Monday 28 March 2016

Anti-Birth



Over the years with virtually constant exposure to the media and its various offshoots, I get a pretty clear picture of what solutions people tend to support in terms of saving our planet/economy/selves. There are some things we talk about, and some things we shout about.

And then there are the things we totally ignore.

Like how overpopulation may not be such a great thing. The 'over' part gives us an idea that society as a whole sees it as wrong, but the solutions we come up with are generally in terms of dealing with the constant growth of a population rather than actively exploring how we may get by without the 'necessity' of growth.

The best way to go about it is to think of humans in terms of resources, which isn't that hard to imagine considering just about every corporation has a whole department dedicated to Human Resources and even outside of a corporate environment we talk about Social Capital.

Now consider how we regard resources, say something wonderful, like pizza. I love pizza and would happily consider it an asset, and consume it right away for all its yummy yummy kilo-joules. Two pizzas? sure, I'll keep one in my fridge. A hundred? Well they can't fit in my fridge, but I can use them to feed other hungry people. Ten thousand? seriously? I can't give away that much pizza without it getting stale or growing a small rat kingdom. There's a certain point at which having too much of one resource means that that resource automatically becomes waste.

Dealing with waste is taught to us by a very catchy trinity of ideas:

To Reduce the amount of resources being produced but not used. Seriously stop making so many pizzas.
To Reuse resources that may still be able to serve their intended function. Cold pizza is still awesome.
To Recycle whatever is left over and give it a new function. Because moldy pizza is bad people food but great plant food.

So if humans are resources, why can't we openly speak about the fact that Too Many Humans = Waste? And that that's a really really bad thing that should maybe be avoided as much as possible? And that making more humans when there are already humans going to waste isn't really all that much different from throwing away a car with a scratched bumper, except that poor people can do it too?

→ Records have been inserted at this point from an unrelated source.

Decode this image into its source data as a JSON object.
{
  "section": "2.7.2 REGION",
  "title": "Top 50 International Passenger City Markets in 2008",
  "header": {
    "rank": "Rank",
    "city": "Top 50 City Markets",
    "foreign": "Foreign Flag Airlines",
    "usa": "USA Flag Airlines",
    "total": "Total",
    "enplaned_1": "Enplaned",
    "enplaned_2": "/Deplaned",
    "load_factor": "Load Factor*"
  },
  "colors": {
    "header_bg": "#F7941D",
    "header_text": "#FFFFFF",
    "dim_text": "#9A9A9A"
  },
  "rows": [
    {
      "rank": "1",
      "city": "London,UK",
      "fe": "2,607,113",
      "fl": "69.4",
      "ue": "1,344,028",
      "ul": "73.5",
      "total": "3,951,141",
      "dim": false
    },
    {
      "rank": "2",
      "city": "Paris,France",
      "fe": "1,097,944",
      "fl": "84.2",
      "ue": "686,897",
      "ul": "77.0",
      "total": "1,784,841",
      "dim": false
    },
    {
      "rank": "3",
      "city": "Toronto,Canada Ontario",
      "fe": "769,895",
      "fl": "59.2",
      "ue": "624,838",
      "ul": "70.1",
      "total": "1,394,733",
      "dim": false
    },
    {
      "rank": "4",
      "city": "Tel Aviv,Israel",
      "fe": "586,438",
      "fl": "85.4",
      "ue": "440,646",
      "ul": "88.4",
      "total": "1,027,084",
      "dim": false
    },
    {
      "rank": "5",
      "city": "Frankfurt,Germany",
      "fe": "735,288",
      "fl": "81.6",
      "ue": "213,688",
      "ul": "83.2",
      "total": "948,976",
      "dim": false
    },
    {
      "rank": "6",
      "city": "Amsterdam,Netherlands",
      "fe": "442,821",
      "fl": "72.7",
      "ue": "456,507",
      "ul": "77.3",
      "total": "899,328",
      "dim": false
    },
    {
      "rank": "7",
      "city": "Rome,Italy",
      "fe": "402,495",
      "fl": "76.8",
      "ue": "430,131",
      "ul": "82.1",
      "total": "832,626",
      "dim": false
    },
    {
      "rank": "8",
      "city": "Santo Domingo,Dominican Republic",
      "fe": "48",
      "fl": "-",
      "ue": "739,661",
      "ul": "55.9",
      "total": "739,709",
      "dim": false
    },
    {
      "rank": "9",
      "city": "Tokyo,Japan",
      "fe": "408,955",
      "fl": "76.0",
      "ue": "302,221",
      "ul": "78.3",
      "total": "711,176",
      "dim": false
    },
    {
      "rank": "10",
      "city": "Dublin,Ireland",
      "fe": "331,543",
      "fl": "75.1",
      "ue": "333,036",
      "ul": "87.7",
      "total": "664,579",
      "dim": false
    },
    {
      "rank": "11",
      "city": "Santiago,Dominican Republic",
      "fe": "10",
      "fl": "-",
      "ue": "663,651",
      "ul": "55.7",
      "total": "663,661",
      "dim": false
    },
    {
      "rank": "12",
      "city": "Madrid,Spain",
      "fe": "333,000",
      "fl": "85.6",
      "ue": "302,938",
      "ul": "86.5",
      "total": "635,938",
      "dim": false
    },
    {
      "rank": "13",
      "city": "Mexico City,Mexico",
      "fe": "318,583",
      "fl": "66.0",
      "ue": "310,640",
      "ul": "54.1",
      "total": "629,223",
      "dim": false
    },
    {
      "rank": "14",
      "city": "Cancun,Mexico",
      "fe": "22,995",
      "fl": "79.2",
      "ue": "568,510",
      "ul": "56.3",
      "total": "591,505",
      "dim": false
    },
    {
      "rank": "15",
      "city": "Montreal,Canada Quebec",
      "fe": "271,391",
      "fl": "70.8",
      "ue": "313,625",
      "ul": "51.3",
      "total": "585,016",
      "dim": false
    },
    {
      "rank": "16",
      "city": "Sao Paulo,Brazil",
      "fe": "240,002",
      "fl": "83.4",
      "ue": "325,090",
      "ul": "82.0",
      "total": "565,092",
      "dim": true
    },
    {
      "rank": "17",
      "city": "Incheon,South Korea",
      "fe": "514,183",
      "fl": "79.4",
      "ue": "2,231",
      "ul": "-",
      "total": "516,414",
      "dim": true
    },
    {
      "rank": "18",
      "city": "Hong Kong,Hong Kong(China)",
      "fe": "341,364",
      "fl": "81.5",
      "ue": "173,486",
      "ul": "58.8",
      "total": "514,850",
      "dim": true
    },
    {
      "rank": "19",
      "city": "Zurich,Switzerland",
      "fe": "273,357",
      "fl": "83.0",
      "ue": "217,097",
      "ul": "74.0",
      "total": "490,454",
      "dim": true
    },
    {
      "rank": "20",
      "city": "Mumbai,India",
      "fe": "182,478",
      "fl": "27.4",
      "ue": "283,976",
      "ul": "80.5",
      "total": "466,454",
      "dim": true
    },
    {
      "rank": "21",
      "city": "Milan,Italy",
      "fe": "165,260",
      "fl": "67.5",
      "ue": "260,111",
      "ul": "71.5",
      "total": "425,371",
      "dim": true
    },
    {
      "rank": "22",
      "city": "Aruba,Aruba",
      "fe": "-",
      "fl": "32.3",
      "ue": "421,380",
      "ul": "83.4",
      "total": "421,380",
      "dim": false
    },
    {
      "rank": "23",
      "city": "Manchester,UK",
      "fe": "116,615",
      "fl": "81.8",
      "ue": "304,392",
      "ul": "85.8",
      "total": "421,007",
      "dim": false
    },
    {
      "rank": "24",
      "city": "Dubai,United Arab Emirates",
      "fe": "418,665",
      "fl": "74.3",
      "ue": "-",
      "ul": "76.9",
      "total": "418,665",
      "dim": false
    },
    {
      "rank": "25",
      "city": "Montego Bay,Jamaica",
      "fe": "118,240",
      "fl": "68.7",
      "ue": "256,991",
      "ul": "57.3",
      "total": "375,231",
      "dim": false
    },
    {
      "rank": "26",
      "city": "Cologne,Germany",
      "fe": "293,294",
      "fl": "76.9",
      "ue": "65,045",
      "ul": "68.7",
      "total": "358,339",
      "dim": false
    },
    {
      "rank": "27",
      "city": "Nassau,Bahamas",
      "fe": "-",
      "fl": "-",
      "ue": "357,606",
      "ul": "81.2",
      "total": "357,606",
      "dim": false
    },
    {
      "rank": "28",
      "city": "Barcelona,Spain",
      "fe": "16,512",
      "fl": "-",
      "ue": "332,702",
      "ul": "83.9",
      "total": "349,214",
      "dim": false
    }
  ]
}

REDUCE is the part that concerns me the most, because in terms of human beings it doesn't seem to be a consideration at all. That we have charities and refugee shelters and even prisons suggests we understand Reuse and Recycling, and while we could learn to do it more effectively humanity as an organism doesn't give up on the things that it creates 100% of time. But without Reducing, we're just creating the kind of system that strains the amount of Reuse and Recycling we can apply. Predicted to a point where population growth results in more waste than assets, it pretty much guarantees that poverty is something we'll all have to go through before getting allocated the resources we'll need to become functional citizens.

So:

Don't Make Kids.

I'm not saying don't 'have' kids. I'm just saying that the kids you have should be from a foster home, or recently released from prison, or that homeless guy.

And that's how you end human tragedy.



Post Script:

To be clear, this is something very different:


*Although prion disease is totally over-exaggerated and there's nothing fundamentally wrong with cannibalism so long as it's consensual.

REDUCING doesn't have to mean deliberately killing people who are already alive, or forcibly sterilizing large swathes of the population. Nor does it mean believing problems are being solved and getting a warm fuzzy feeling when you hear about rampant disease, war, and genocide. Burning garbage isn't really a solution, as it just transfers the medium of pollutants from the solid to the atmospheric. Murder & force are cognitive pollutants that reduce our ability to co-operate and function by way of individual liberty.

This doesn't mean you have an obligation to help someone who, without your intervention, would die.
It does mean you have an obligation to help someone who, thanks to your intervention, will die.

I'm a proponent of ending disease and savagery, even if the result is the total number of humans on Earth increasing. I guess you could say the difference between burning waste and Re-ing it is in keeping the format of the problem and solving it via that format, rather than transferring a problem to a new format which regardless needs to be solved. The problem is, humans typically burn. It'll solve the overpopulation problem, but cut into our effectiveness when it comes to the co-operative human blockchain.

So the first image is the world I'd like for us. The second is just jokes.